I myself am not a researcher in AI, however, I work in interactive theorem provers, which is a hot-topic in the AI world, and thus interact with a lot of people and companies in the AI sphere.
Really since the start of the AI boom there has been discussions about companies’ use of data to train their models, whether that be reddit posts, books, copy-righted works of art, or closer to home for me academic papers or formalized definitions and proofs. The law sides with the AI companies here, saying that the use of such training data is “fair-use”. However, there is another question here: is it academic misconduct not to cite the training data you (or someone else) used to train the AI model you used to help write your paper, or come up with your theory? I think many would fall back to the above “fair-use” ruling on this and say no. However, citations have nothing to do with copyright. They are about crediting work that has been done, make it easier to set precedents and have been so fundamental to scientific progress that it is drilled into students from very early on.

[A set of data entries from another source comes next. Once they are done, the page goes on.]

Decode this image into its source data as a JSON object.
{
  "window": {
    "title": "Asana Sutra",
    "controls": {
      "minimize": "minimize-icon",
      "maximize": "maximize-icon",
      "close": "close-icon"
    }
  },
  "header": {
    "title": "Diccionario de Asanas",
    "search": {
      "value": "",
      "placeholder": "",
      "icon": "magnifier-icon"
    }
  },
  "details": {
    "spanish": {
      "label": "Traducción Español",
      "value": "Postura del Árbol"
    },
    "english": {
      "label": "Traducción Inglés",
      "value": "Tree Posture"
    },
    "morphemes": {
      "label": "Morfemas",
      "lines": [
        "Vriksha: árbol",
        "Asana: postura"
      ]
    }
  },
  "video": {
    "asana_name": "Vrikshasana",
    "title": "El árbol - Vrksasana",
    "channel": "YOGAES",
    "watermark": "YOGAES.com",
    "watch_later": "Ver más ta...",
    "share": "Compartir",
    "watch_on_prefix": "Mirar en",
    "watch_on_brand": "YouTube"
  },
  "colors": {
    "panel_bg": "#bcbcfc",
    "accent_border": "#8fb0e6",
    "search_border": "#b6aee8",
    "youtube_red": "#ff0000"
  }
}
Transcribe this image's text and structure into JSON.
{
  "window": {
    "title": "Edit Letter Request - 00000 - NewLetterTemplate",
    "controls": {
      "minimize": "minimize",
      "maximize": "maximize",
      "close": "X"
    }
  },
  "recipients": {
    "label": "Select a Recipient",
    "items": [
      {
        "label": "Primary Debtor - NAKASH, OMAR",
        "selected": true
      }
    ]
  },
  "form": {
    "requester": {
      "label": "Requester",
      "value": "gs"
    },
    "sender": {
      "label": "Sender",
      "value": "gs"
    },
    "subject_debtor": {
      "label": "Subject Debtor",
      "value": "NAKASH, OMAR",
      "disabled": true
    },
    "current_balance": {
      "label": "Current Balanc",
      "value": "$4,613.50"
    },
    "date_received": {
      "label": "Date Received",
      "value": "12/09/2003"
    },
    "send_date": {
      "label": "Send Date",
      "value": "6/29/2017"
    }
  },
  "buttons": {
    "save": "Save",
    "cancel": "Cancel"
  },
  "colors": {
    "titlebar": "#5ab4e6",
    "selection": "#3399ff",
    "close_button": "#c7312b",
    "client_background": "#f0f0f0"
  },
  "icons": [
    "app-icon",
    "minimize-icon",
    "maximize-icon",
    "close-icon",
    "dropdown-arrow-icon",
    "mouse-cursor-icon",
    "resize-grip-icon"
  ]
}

It is my opinion that if you writing an academic paper or coming up with a theory with the help of an AI, and you are not citing the training data you (or the AI makers) used, you are not working to the level of academic integrity that for some many decades with have prescribed to.
The real problem is that asking for this level of academic integrity takes away many AI companies profit mechanisms.
(My views here are totally my own, and do not represent any position of projects I work on etc.)